Aufgeben ist keine Option
Der abgehalfterte unbekannte Schauspieler Stephen McQueen hat im Job nicht gerade eine Glückssträhne, denn er endet in den Produktionen meist als Leiche oder Randfigur mit sehr wenig Text. Dabei sind diese ...
Der abgehalfterte unbekannte Schauspieler Stephen McQueen hat im Job nicht gerade eine Glückssträhne, denn er endet in den Produktionen meist als Leiche oder Randfigur mit sehr wenig Text. Dabei sind diese Erfahrungen gar nicht so schlecht, lernt er doch so einiges, das gerade für sein Umfeld ganz nützlich ist. Aber er wünscht sich nichts mehr als Erfolg, Ruhm und Ehre, die leider auf sich warten lassen. Als Zweitbesetzung des bekannten Schauspielers Josh Harper wartet er am Theater unermüdlich auf seinen Einsatz, sollte Harper doch mal ausfallen.

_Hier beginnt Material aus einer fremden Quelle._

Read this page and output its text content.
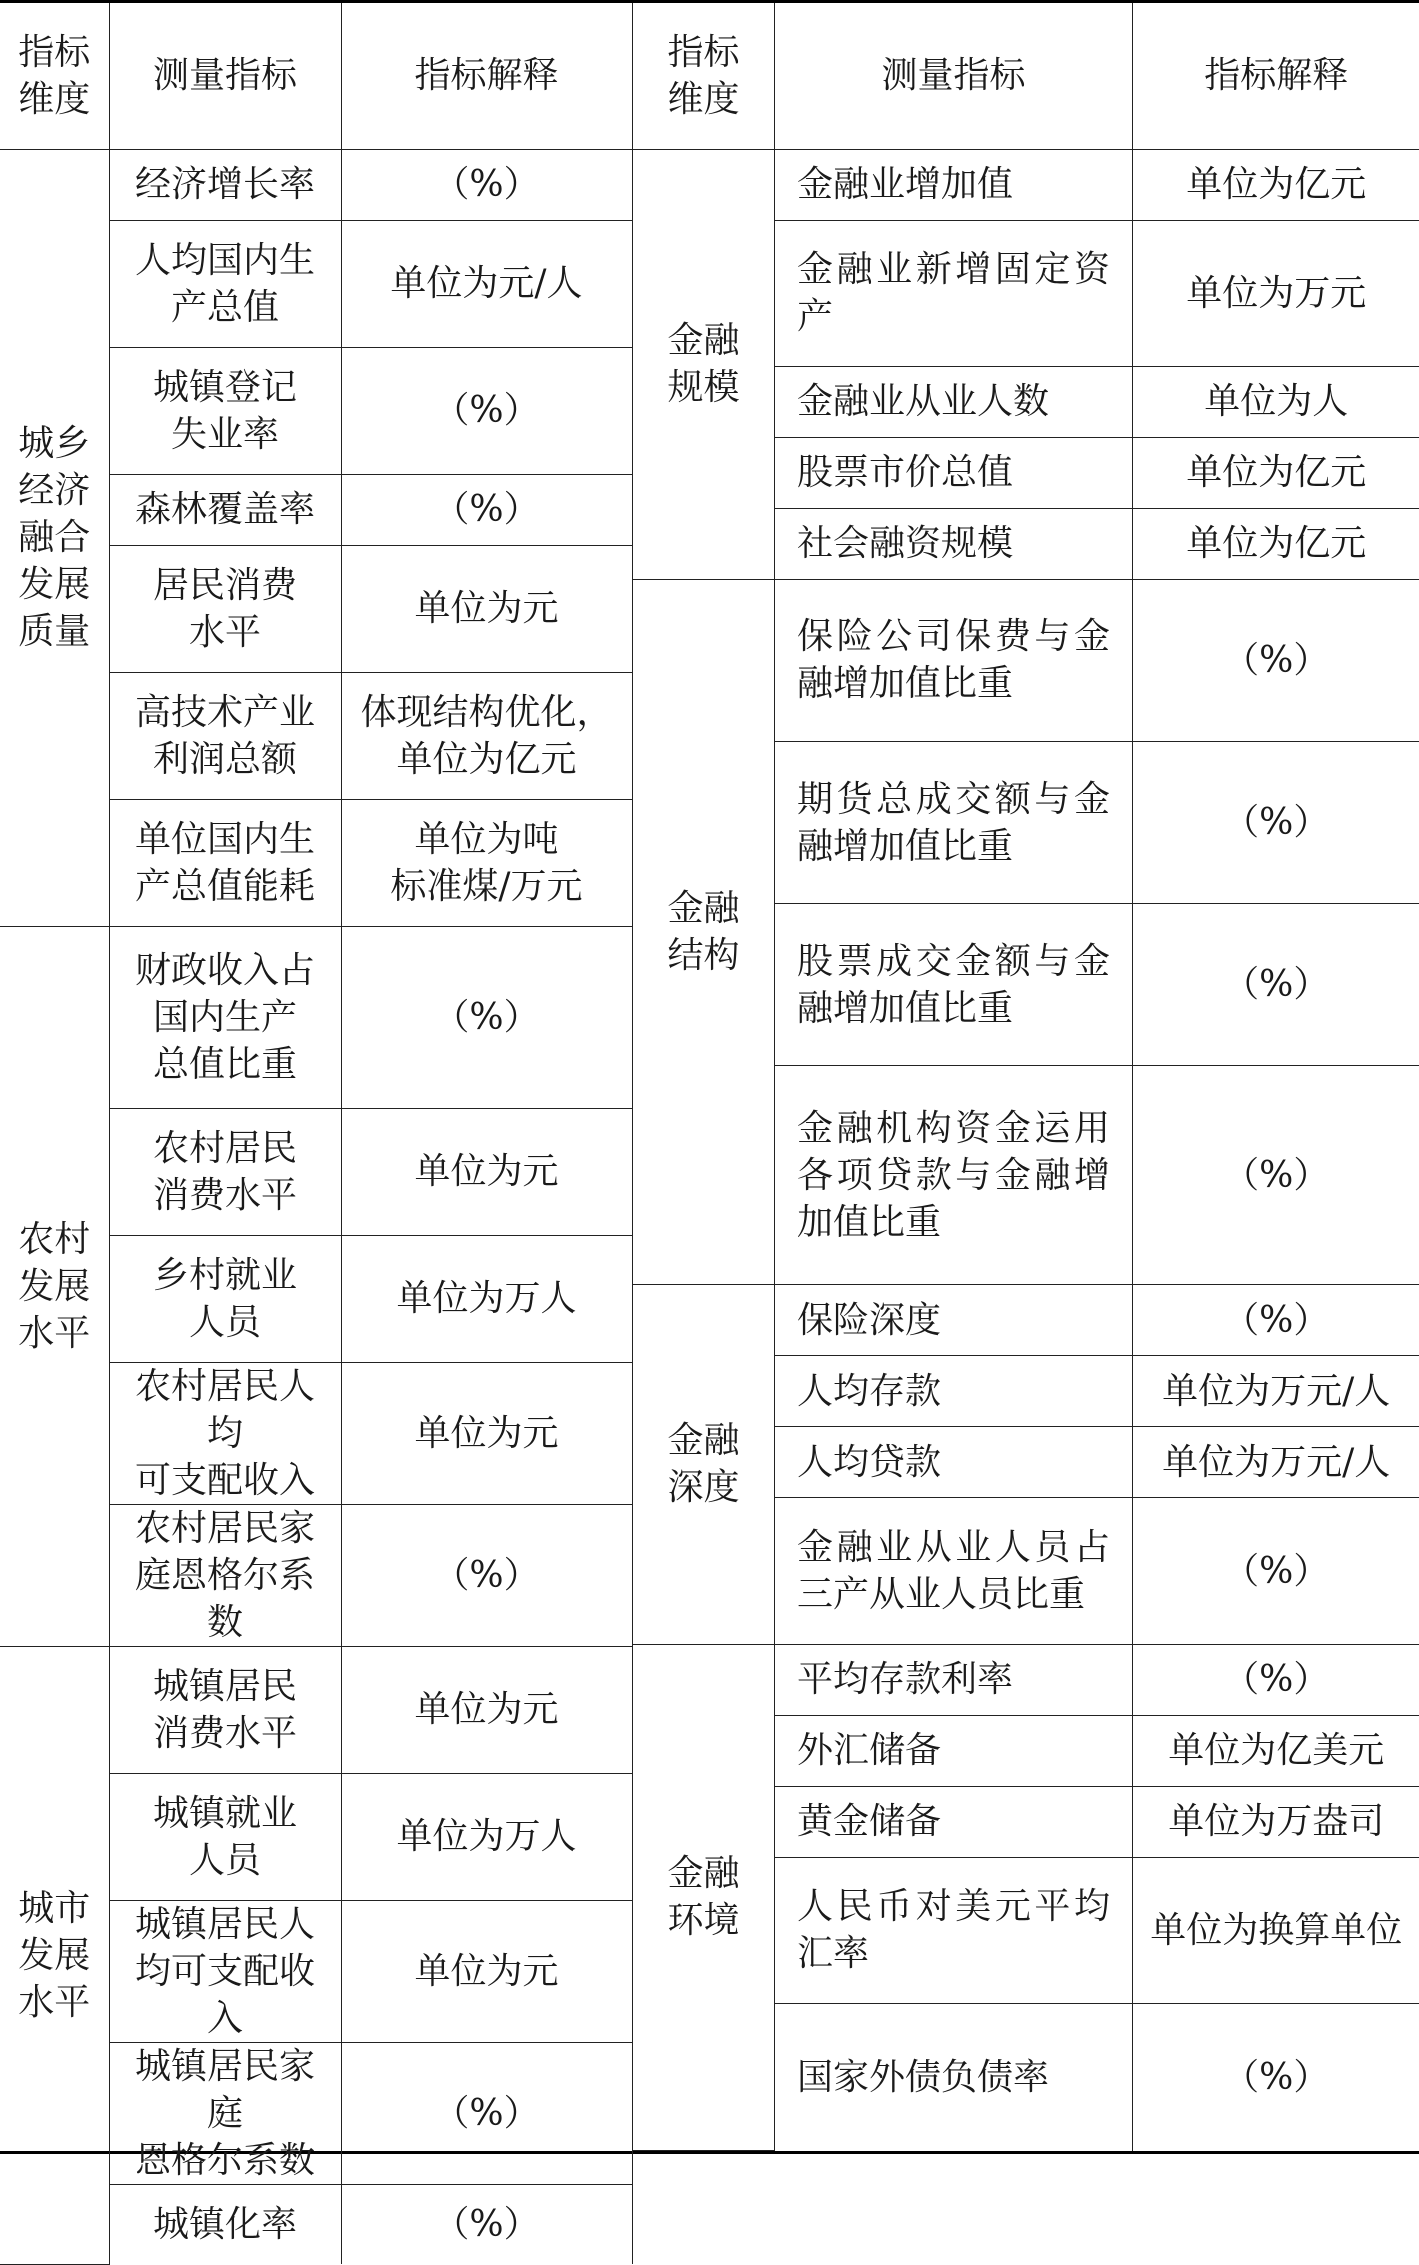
指标
维度	测量指标	指标解释
城乡
经济
融合
发展
质量	经济增长率	（%）
	人均国内生
产总值	单位为元/人
	城镇登记
失业率	（%）
	森林覆盖率	（%）
	居民消费
水平	单位为元
	高技术产业
利润总额	体现结构优化，
单位为亿元
	单位国内生
产总值能耗	单位为吨
标准煤/万元
农村
发展
水平	财政收入占
国内生产
总值比重	（%）
	农村居民
消费水平	单位为元
	乡村就业
人员	单位为万人
	农村居民人均
可支配收入	单位为元
	农村居民家
庭恩格尔系数	（%）
城市
发展
水平	城镇居民
消费水平	单位为元
	城镇就业
人员	单位为万人
	城镇居民人
均可支配收入	单位为元
	城镇居民家庭
恩格尔系数	（%）
	城镇化率	（%）
指标
维度	测量指标	指标解释
金融
规模	金融业增加值	单位为亿元
	金融业新增固定资产	单位为万元
	金融业从业人数	单位为人
	股票市价总值	单位为亿元
	社会融资规模	单位为亿元
金融
结构	保险公司保费与金融增加值比重	（%）
	期货总成交额与金融增加值比重	（%）
	股票成交金额与金融增加值比重	（%）
	金融机构资金运用各项贷款与金融增加值比重	（%）
金融
深度	保险深度	（%）
	人均存款	单位为万元/人
	人均贷款	单位为万元/人
	金融业从业人员占三产从业人员比重	（%）
金融
环境	平均存款利率	（%）
	外汇储备	单位为亿美元
	黄金储备	单位为万盎司
	人民币对美元平均汇率	单位为换算单位
	国家外债负债率	（%）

Bis jetzt lässt das allerdings auf sich warten, dafür begegnet ihm in Josh Frau Nora die Liebe…
David Nicholls hat mit „Ewig Zweiter“ nicht nur einen unterhaltsamen Roman vorgelegt, sondern mit seinem Titel auch noch den Nagel auf den Kopf getroffen. Der flüssige, bildhafte und gefühlvolle Erzählstil lädt den Leser in die Welt des Theaters ein, wo er eine Weile als Stephens unsichtbarer Begleiter fungiert und dessen Leben kennenlernt. Das Buch entstammt Nicholls‘ Anfängen, lässt aber sein Talent für spritzige Dialoge und die Mischung aus Komik und Tragik gut hervorblitzen. Auch sein gewähltes Setting am Theater weiß er mit eingestreuten Zitaten und Regieanweisungen zu untermalen, so dass die Geschichte die dort herrschende Aura gut transportiert. Als Leser Stephen zu folgen, ist auf einer Seite etwas deprimierend, andererseits spiegelt es das wirkliche Leben sehr gut wieder und gerade das macht den Reiz der Handlung aus. Stephen spielt immer nur die Notbesetzung oder steht in Parkposition, falls jemand ausfallen sollte. Seine Ex-Frau hat sich einen erfolgreicheren Mann gesucht, dafür liebt ihn seine kleine Tochter Sophie umso mehr. Irgendwie ist er eine tragische Figur, doch lässt er sich nicht unterkriegen und ist als verkappter Optimist fast schon mit dem alten HB-Männchen vergleichbar. Man möchte ihm ständig beistehen, ihn vorwarnen oder zu seinem Glück verhelfen und merkt dabei gar nicht, dass man ihm als Leser immer näher kommt und ihn fast schon wie einen alten Freund betrachtet. Nicholls versteht sich sehr gut darauf, seine Protagonisten mit viel Authentizität und Menschlichkeit auszustatten, so dass sie wie Personen wirken, denen man tagtäglich begegnet. Während man Seite an Seite mit Stephen durch Höhen und Tiefen schreitet, kommt es am Ende doch noch zu einer Überraschung.
Die Charaktere sind lebendig und greifbar gestaltet, mit menschlichen Attributen ausgestattet wissen sie den Leser glaubhaft zu überzeugen, der sich vor allem dem Hauptakteur verbunden fühlt. Stephen ist ein gutmütiger und oftmals naiv wirkender Mann, der noch Wünsche und Träume hat und beharrlich daran festhält. Sein Umfeld hält ihn für einen Verlierer, dem man herumschubsen und ansonsten übersehen kann, doch seine chaotische Art gepaart mit Unsicherheit und einer gewissen Ignoranz machen ihn liebenswert. Tochter Sophie ist sein Lichtblick und lässt ihn an der Hoffnung festhalten, dass auch für ihn das Glück noch kommen wird.
„Ewig Zweiter“ ist eine tragisch-komische Lebensgeschichte, in der sich viele wiedererkennen werden, nämlich all die Träumer, die sich mit dem wahren Leben herumschlagen. Und wer von uns gehört nicht dazu? Verdiente Empfehlung!